Probabilmente è possibile intravvedere anche un secondo “bodyguard” altrettanto importante: quella parte che Le dice che Lei è una vigliacca e un verme. In questo caso la situazione potrebbe essere a prima vista meno chiara: perché questa parte che apparentemente La insulta dovrebbe essere una parte che cerca di proteggerla? Io credo che in realtà lo scopo di queste autocritiche sia prepararsi meglio (con una sorta di allenatore interno) per le critiche che possono provenire dall’esterno, rendendola in definitiva più forte rispetto agli attacchi che potrebbe ricevere. Anche questa parte protettiva di autocritica è stata sicuramente in passato molto preziosa e forse addirittura indispensabile. Pensi in quali occasioni Le è stata più utile e si permetta di percepire gratitudine per il modo in cui in alcune circostanze questa parte La ha efficacemente protetta.
Credo che di questi due preziosi “bodyguards” avrà sempre bisogno e possiamo condividere pienamente e senza riserve lo scopo di proteggerla efficacemente! Tuttavia è possibile che le circostanze attuali siano diverse da quelle in cui l’hanno dovuta difendere in passato e che quindi, se ora non siamo più in tempo di guerra ma in tempo di relativa pace, i modi in cui i due bodyguards continuano a difenderla possano evolvere e cambiare. E’ un po’ come modificare ed alleggerire una pesante armatura che in tempo di pace risulta eccessivamente pesante e faticosa da portare.
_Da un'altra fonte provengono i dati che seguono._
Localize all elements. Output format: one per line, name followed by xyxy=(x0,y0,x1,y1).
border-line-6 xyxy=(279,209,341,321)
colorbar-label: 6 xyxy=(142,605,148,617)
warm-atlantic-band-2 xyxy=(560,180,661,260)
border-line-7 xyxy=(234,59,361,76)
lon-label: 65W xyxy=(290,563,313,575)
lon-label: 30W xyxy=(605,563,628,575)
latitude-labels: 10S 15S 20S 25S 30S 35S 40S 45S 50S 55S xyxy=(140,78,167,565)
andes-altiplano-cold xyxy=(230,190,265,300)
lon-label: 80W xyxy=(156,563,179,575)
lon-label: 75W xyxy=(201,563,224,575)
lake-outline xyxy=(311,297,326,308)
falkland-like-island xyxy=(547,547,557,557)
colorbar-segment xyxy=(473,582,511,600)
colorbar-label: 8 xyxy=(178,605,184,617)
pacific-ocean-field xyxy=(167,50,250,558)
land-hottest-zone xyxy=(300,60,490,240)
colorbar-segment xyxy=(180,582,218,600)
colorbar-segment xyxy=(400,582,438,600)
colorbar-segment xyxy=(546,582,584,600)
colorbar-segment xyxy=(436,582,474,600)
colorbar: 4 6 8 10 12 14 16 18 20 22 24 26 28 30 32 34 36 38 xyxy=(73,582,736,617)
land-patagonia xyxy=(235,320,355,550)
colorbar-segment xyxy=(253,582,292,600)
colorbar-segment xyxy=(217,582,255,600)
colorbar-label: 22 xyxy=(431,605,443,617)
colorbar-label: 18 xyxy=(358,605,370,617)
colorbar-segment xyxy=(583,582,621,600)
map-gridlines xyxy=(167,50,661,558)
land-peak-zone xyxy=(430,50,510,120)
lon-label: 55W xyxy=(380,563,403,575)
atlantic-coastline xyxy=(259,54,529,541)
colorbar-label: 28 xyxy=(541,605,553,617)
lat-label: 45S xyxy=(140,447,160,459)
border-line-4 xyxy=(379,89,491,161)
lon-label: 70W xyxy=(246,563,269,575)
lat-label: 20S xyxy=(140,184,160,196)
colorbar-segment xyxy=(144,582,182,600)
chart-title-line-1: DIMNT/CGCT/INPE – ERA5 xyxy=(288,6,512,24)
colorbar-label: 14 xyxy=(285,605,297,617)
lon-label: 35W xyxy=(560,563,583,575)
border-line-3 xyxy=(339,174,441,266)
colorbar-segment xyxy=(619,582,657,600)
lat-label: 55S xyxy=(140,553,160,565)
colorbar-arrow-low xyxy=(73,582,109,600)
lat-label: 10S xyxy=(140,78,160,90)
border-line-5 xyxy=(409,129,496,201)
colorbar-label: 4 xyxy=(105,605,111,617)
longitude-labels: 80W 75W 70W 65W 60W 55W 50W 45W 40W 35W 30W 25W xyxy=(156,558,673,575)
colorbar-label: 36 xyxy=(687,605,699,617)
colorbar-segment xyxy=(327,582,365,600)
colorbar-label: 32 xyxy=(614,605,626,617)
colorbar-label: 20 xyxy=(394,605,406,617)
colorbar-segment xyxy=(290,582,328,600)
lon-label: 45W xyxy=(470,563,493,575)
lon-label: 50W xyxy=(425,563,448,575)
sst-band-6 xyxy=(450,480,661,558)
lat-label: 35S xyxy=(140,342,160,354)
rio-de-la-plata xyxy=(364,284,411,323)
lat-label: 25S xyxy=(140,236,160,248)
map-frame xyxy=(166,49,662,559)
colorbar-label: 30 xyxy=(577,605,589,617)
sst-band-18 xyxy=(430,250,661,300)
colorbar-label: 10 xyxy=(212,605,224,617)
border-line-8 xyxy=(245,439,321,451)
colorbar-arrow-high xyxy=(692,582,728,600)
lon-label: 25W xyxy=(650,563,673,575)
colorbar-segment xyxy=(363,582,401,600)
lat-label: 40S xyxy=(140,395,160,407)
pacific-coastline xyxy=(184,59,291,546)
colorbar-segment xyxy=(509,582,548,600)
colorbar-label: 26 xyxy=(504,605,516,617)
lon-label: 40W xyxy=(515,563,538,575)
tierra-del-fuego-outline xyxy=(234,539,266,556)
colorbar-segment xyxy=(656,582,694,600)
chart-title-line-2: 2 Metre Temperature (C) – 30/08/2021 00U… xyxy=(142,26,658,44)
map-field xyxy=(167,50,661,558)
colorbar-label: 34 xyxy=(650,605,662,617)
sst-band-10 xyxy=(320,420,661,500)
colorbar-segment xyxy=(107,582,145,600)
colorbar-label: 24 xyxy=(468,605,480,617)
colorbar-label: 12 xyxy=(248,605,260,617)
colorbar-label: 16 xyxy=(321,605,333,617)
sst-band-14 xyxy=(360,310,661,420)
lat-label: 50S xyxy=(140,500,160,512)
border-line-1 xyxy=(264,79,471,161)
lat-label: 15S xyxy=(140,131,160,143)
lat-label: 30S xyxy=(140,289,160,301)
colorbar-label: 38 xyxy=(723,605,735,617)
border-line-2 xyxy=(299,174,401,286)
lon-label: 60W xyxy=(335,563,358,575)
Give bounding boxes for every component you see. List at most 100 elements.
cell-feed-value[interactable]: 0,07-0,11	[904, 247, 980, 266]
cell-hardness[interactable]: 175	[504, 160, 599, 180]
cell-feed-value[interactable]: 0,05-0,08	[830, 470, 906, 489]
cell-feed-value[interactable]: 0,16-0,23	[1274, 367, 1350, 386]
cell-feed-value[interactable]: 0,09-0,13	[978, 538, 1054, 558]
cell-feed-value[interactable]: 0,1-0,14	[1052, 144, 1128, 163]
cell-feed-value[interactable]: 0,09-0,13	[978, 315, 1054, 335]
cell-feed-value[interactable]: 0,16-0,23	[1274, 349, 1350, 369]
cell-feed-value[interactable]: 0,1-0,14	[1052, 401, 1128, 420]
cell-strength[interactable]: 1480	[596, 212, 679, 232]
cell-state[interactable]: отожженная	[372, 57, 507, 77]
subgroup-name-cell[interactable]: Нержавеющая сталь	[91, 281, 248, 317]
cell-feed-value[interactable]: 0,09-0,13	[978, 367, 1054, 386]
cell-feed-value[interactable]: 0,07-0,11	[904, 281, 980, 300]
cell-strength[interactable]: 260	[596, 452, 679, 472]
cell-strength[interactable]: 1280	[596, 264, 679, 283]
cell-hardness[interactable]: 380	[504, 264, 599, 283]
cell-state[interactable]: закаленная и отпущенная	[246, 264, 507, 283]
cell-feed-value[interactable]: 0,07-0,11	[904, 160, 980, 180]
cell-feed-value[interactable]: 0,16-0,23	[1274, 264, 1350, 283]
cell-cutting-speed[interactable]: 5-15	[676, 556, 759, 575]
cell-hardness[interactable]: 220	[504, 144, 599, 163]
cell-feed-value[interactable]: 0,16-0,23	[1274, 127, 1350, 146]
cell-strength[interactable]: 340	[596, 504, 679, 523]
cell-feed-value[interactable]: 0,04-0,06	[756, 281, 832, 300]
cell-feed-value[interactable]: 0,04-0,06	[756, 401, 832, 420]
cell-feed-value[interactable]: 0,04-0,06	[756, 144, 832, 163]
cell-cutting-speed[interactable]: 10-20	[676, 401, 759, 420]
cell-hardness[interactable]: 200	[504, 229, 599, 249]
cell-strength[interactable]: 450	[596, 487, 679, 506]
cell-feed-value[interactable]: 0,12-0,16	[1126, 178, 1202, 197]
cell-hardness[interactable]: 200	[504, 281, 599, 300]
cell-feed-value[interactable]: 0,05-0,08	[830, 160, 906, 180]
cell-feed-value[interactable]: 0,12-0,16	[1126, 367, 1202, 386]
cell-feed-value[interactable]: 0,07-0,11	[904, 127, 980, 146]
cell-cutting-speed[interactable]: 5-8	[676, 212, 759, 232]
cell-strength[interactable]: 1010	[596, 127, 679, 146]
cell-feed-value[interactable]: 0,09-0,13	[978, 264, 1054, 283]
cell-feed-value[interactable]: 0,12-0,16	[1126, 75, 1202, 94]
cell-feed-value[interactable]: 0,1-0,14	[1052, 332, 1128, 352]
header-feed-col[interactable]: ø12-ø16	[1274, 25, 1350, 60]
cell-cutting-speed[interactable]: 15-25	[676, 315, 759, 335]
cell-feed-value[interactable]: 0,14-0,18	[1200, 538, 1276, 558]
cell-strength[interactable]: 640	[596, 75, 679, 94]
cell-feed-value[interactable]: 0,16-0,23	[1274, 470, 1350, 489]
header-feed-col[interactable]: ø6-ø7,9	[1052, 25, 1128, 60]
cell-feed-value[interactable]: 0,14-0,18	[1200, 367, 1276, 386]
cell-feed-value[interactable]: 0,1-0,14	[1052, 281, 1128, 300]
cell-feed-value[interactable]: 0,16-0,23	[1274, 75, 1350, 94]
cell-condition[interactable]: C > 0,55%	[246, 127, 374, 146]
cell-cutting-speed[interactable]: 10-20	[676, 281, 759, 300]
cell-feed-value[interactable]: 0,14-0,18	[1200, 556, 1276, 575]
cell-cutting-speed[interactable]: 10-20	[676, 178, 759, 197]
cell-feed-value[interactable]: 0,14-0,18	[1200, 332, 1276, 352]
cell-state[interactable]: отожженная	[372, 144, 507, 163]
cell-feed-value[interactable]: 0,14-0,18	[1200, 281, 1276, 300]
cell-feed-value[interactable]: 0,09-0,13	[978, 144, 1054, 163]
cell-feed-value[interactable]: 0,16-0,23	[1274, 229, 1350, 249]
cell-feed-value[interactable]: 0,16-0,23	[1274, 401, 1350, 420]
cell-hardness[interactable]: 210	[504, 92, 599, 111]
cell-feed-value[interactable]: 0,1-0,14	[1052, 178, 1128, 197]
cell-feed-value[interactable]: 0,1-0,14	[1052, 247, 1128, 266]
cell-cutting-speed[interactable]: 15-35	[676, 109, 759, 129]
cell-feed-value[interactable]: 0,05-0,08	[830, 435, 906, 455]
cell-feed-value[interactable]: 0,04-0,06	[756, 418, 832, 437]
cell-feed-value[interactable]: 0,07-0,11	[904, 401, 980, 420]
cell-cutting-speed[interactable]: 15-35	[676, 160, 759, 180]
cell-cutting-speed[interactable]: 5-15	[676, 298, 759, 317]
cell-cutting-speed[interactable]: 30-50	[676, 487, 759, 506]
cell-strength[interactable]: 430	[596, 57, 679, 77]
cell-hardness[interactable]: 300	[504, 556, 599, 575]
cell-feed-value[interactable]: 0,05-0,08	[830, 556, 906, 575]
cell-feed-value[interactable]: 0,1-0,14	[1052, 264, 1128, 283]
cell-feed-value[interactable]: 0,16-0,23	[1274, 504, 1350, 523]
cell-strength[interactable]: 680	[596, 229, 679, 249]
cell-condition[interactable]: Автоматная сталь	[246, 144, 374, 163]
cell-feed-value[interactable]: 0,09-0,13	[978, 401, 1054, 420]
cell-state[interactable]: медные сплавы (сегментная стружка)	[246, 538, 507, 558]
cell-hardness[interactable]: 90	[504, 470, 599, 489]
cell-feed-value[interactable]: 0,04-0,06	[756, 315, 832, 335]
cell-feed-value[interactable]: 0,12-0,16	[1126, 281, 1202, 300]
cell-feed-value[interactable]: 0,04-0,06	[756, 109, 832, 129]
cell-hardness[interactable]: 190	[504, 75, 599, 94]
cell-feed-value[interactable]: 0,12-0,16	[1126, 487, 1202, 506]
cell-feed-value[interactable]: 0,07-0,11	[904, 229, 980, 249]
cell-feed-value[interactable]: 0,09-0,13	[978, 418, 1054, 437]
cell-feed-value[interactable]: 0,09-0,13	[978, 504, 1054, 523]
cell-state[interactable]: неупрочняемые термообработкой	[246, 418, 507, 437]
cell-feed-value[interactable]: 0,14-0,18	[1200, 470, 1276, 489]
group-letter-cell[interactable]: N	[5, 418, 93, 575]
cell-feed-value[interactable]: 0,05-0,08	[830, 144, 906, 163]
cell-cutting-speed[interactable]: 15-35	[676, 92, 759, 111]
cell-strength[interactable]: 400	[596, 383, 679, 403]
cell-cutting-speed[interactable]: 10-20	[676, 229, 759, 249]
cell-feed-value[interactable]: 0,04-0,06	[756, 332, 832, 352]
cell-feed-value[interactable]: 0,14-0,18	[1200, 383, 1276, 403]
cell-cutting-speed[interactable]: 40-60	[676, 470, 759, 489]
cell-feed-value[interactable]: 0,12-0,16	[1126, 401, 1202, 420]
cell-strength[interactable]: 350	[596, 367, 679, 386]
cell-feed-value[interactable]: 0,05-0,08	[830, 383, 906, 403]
Forse con la Sua amica, che non è un nemico, ora non c’è più bisogno di indossare questa pesante armatura e può permettersi di mostrare un po’ di più quelle che sono le Sue idee e sentimenti.
Magari in futuro potrà fare gradualmente lo stesso anche con uno psicologo, come ha iniziato già a fare scrivendo questo messaggio…
In bocca al lupo!
Dott. Claudio Sessa Vitali psicologo specializzato in psicoterapia ad indirizzo sistemico relazionale ed E.M.D.R.